Problem Description
We have a pyramid of glasses where the i(th) row contains i+1 glasses. When champagne is poured into the top glass, any overflow (amount beyond 1 cup per glass) spills equally into the two glasses immediately below. Given the number of cups poured and a specific glass identified by its row and position (both 0-indexed), compute how full that glass will be.
Key Insights
- Use dynamic programming to simulate the flow of champagne row-by-row.
- Each glass can hold at most 1 cup; any excess over 1 is equally distributed to the two glasses directly below.
- Only the rows from 0 up to query_row need to be simulated, and the answer is the minimum of 1 and the computed value for the target glass.
- The simulation process is efficient since query_row is limited to less than 100.
Space and Time Complexity
Time Complexity: O(query_row²)
Space Complexity: O(query_row²)
Solution
We solve the problem with dynamic programming by constructing a 2D array (dp) where dp[i][j] holds the amount of champagne in the j(th) glass of row i.
- Initialize dp[0][0] with the number of cups poured.
- Iterate over each row up to query_row.
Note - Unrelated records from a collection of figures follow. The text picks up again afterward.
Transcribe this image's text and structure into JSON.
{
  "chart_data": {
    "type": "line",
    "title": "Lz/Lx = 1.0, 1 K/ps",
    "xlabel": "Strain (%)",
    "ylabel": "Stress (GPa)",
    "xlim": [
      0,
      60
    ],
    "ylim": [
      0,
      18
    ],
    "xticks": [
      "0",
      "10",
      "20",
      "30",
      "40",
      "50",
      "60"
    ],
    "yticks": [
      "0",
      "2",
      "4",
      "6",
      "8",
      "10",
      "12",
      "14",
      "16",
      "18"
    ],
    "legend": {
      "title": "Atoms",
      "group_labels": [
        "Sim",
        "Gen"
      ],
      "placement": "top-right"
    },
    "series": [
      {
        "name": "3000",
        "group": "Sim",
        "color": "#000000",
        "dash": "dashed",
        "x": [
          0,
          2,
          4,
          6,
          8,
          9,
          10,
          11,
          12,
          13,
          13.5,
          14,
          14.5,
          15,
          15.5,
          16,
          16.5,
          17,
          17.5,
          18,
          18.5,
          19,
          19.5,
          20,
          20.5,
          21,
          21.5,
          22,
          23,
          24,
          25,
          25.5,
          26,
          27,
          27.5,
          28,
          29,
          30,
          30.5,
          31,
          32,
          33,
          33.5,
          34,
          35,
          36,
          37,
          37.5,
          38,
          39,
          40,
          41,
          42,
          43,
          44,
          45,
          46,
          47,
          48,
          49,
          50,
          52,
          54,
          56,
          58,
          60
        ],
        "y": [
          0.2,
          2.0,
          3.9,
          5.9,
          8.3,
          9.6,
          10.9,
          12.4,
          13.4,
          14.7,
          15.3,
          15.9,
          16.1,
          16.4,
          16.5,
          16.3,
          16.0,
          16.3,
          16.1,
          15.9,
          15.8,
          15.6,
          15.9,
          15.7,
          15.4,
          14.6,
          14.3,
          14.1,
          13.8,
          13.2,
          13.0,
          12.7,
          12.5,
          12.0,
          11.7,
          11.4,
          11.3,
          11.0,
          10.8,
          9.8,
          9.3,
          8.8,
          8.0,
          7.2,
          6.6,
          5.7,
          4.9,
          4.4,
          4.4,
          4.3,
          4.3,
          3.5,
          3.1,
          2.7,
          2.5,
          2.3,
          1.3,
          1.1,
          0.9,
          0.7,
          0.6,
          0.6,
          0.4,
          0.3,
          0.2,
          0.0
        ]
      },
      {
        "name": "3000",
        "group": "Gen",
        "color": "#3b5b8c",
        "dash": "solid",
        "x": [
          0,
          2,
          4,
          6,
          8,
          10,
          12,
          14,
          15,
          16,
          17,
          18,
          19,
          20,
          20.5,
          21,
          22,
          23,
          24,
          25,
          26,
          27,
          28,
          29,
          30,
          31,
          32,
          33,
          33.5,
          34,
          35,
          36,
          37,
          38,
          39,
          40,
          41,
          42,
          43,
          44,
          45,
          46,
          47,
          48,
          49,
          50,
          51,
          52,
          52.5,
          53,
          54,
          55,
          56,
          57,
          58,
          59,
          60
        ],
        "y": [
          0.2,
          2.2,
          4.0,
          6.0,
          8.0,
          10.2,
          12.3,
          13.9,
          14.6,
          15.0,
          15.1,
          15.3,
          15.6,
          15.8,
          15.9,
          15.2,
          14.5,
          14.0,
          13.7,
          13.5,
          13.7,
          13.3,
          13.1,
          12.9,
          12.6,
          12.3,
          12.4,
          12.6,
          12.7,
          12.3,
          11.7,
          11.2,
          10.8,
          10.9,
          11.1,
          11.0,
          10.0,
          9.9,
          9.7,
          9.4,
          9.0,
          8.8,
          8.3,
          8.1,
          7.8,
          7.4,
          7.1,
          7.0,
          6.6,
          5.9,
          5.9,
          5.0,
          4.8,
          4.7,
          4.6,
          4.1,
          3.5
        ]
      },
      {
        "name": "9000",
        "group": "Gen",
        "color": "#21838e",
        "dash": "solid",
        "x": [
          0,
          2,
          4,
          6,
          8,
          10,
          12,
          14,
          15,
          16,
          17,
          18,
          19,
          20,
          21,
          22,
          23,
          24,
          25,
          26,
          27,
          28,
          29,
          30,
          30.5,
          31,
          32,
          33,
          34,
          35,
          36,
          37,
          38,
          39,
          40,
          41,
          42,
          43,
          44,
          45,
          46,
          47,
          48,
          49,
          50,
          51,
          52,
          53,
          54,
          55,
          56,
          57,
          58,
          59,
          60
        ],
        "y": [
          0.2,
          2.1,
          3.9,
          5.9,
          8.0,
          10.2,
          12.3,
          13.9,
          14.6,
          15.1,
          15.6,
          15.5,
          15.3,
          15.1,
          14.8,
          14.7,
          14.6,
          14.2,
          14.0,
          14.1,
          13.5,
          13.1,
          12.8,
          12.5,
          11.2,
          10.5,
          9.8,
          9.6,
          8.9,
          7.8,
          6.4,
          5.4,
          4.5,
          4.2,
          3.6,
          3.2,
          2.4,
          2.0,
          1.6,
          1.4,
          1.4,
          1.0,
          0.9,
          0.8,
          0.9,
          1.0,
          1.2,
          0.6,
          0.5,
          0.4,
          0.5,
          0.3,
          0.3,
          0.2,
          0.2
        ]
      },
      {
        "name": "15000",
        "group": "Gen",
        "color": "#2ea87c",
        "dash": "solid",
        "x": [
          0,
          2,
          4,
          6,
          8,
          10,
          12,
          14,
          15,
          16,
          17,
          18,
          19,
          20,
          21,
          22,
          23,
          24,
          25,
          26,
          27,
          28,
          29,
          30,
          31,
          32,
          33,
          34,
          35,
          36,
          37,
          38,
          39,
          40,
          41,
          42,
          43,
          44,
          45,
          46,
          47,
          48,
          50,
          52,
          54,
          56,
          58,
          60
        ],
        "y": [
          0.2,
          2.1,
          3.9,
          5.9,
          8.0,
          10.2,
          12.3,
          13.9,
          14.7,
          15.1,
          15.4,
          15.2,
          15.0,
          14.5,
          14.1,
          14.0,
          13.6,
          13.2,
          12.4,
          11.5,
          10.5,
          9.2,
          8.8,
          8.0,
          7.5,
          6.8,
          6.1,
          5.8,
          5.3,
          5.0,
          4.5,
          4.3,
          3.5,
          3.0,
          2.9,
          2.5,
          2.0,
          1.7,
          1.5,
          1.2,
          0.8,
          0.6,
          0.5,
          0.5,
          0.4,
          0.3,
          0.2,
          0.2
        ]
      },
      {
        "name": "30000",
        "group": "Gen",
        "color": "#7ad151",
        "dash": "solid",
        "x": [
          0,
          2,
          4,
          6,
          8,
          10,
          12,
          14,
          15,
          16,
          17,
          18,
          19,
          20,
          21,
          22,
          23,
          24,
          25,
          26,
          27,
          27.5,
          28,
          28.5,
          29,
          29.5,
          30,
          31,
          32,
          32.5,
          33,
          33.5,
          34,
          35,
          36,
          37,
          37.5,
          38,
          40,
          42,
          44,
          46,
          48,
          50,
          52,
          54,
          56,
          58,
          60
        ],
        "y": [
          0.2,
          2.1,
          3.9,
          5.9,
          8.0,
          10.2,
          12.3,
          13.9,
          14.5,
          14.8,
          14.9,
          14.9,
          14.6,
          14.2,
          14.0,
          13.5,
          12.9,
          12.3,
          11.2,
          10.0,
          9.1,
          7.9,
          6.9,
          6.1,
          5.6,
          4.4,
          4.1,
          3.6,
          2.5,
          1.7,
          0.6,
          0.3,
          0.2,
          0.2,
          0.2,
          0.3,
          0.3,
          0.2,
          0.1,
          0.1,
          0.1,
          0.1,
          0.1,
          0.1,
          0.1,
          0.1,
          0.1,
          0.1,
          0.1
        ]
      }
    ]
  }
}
For each glass in the current row, if its content is greater than 1 cup, compute the overflow (amount - 1). Distribute the overflow equally to the two glasses in the next row (i.e., add half of the overflow to dp[i+1][j] and dp[i+1][j+1]).
- After processing all rows, the answer for the target glass is min(1, dp[query_row][query_glass]), as a glass can at most be full (i.e., 1 cup).